Dünya borsaları haftaya düşüşle girdi. Euro Bölgesi mali fırtınayı daha çok hissediyor. Son baktığımda Almanya veFransa’da günlük kayıp yüzde 4’ü geçmişti. DAX ve CAC endeksleri iki yıl öncesinin değerlerine geriledi.
İMKB daha az etkilendi. Sıkı maliye politikası ve düşük kamu borcu oranı Türkiye’yi çalkantıdan kısmen koruyor. Para politikasının kur üzerinden baskıyı kaldırması da dış şokun hafiflemesine katkıda bulunuyor.
Bayram tatilinde yurt dışında TL biraz değer kazandı. “0.5 $ + 0.5 euro” döviz sepeti uzun süredir ilk kez 2.10 TL’nin altına indi. Ama dün tekrar 2.13 TL’ye yükseldi. Kurda yeni tabanın bu düzeye oturması ihtimali artıyor.
Gidişat tehlikeli mi?
Ağustos enflasyonu dün TÜİK tarafından açıklandı. Tüketici fiyatlarında piyasa TÜFE’de yüzde 0.4 artış öngörüyordu. İyimser bulmuştum. Merkez Bankası da TÜFE’de geçici bir yükseliş beklediğini açıklamıştı.

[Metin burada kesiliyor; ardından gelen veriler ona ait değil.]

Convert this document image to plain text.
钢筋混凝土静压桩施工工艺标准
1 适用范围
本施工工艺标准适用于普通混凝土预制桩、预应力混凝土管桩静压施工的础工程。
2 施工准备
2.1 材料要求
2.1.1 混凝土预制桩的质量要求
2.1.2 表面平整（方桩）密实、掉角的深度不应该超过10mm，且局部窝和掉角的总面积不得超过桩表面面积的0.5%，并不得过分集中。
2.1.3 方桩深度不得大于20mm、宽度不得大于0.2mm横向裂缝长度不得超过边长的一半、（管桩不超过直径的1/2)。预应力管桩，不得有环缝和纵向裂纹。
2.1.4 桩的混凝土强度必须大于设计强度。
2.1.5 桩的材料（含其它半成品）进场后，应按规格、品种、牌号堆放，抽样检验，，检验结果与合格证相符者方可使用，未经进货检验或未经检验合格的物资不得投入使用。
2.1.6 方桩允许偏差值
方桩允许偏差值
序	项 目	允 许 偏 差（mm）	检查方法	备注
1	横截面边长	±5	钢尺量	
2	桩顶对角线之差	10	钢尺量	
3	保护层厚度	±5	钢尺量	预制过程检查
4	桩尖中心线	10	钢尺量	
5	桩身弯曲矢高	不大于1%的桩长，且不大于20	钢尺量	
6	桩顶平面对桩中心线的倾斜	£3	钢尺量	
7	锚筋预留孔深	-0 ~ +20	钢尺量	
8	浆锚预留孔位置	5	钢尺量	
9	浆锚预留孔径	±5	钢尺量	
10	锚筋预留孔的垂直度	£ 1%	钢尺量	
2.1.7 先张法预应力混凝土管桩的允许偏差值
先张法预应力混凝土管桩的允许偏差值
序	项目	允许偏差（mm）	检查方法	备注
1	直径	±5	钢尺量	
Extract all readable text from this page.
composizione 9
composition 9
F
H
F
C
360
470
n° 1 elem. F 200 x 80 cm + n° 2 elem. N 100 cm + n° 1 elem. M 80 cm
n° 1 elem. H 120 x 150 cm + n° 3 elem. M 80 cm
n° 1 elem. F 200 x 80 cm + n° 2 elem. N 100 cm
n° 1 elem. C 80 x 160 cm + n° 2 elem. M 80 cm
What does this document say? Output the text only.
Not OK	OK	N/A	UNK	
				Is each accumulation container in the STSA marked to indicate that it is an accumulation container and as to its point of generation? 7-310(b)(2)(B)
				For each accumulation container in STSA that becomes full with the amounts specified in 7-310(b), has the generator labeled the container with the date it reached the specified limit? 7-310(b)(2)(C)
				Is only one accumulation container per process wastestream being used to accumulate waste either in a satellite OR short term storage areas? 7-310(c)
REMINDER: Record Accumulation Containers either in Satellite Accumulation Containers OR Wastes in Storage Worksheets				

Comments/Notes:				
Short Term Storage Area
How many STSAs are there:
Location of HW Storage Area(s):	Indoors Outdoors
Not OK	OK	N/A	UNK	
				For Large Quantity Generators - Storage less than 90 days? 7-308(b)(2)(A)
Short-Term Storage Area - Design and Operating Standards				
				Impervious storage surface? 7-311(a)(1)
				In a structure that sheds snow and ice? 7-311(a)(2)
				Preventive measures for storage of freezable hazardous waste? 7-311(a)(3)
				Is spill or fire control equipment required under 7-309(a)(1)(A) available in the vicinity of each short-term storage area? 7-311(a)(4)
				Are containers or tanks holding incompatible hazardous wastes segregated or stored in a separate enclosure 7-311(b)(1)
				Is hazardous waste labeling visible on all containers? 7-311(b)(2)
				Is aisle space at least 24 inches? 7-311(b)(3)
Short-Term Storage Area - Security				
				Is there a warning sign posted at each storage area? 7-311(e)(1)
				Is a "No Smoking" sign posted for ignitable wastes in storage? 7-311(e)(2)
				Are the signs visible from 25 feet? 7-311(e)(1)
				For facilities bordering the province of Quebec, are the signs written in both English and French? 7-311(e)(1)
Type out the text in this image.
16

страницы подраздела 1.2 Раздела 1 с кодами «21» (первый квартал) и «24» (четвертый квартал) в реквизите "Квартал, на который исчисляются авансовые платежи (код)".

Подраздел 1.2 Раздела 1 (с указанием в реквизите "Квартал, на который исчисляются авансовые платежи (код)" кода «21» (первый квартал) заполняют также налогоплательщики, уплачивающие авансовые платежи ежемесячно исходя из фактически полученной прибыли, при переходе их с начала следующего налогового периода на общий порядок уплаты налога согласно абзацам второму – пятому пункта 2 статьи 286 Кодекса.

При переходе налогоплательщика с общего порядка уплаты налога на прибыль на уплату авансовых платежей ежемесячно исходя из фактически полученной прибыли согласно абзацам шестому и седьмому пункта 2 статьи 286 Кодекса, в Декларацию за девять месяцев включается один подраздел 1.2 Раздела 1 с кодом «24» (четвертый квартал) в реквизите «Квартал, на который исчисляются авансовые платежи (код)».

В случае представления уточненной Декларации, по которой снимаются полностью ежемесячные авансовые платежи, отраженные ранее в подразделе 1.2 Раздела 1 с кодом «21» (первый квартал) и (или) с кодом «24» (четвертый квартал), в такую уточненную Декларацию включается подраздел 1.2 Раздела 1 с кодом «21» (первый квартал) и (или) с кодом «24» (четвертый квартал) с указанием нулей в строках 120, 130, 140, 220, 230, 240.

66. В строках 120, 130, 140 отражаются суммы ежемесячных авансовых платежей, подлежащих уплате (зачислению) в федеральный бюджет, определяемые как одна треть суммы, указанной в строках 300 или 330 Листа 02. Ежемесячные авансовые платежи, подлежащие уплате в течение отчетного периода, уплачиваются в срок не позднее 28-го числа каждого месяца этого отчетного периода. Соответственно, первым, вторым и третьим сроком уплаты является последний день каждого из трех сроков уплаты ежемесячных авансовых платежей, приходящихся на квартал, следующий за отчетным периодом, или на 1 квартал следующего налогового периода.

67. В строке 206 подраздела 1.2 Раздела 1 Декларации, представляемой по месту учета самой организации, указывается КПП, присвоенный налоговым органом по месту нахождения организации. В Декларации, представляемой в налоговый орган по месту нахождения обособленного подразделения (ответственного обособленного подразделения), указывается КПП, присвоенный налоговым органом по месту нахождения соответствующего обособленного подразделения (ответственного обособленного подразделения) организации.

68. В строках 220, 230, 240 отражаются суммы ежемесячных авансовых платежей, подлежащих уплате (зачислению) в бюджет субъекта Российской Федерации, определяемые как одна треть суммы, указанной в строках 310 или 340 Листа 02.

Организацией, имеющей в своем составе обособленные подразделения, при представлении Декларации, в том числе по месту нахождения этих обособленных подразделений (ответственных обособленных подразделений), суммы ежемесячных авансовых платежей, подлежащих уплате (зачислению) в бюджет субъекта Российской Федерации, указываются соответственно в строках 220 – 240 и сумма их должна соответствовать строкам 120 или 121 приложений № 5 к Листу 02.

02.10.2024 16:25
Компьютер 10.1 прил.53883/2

Gerçekleşme yüzde 0.7 oldu. Tahminimle uyumludur. Yıllık tüketici enflasyonu temmuza kıyasla 0.4 puan artışla yüzde 6.7’ye tırmandı. Başlıkları görür gibiyim. “Enflasyon yeniden tırmanışta”; “Ramazan etkisi enflasyonu sıçrattı” vs.
Hakikaten öyle mi? Ağustos enflasyonu gerçekten tehlikeli bir gidişatın habercisi mi? Kısa ve net bir cevap verelim: Hayır. Hafıza-i beşer nisyan ile malüldür. TÜFE artışının geçen yılın aynı ayında yüzde 8.3 olduğunu hatırlatırım.
Son gelişmeler dünyada enflasyonun önemini azalttı. Çünkü küresel ekonomi yeni bir yavaşlama dönemine girdi. İşsizlikle mücadele arayışları öne çıktı. Doğal olarak iktisat politikası açısından enflasyon tehdidi geri planda kaldı.
Aynı koşullar Türkiye için geçerlidir. Ancak bazı farklar da var. Türkiye iç ve dış talep arasındaki makro dengesizliği düzeltmeye çalışıyor. Bu amaçla döviz kurunu kullanıyor. Dolayısı ile TL’deki değer kaybının enflasyona etkisi önem kazanıyor.
Döviz kuru ve fiyat hareketleri arasındaki ilişki Türkiye’de çok tartışılır. Yüksek enflasyon çağında adeta birebir hale gelmişti. TL’nin değer kaybı anında fiyatlara yansıyordu. Son dönemde zayıfladı. Ağustos verileri de bunu doğruluyor.
Ev sahibi ne yapıyor?
Ortalama sepet kur bir yılda 1.73 TL’den 2.13 TL’ye tırmandı. Yani TL yüzde 23.5 değer kaybetti. Halbuki yıllık TÜFE artışı yüzde 6.7’de kaldı. Anlamı açıktır. Döviz girdisi az mal ve hizmetlerin fiyatları kurdan kopmuştur.
Konut kirasında döviz girdisi sıfırdır. Kiralar Ağustos’ta yüzde 0.3 arttı. Geçen yıl yüzde 0.4’tü. Dolayısı ile yıllık kira artışı 0.1 puan gerileyerek yüzde 4.3’e düştü. Doğru okudunuz; Ağustos’ta kiralar düştü.
Dikkatinizi çekerim. Ev sahipleri kurun yüzde 20’nin, TÜFE’nin yüzde 6’nın üzerinde arttığını bilmiyor mu? Pekâlâ biliyor. Ona rağmen kirayı sadece yüzde 4,3 artırmayı kabulleniyor. Enflasyon hikâyesinin özü budur.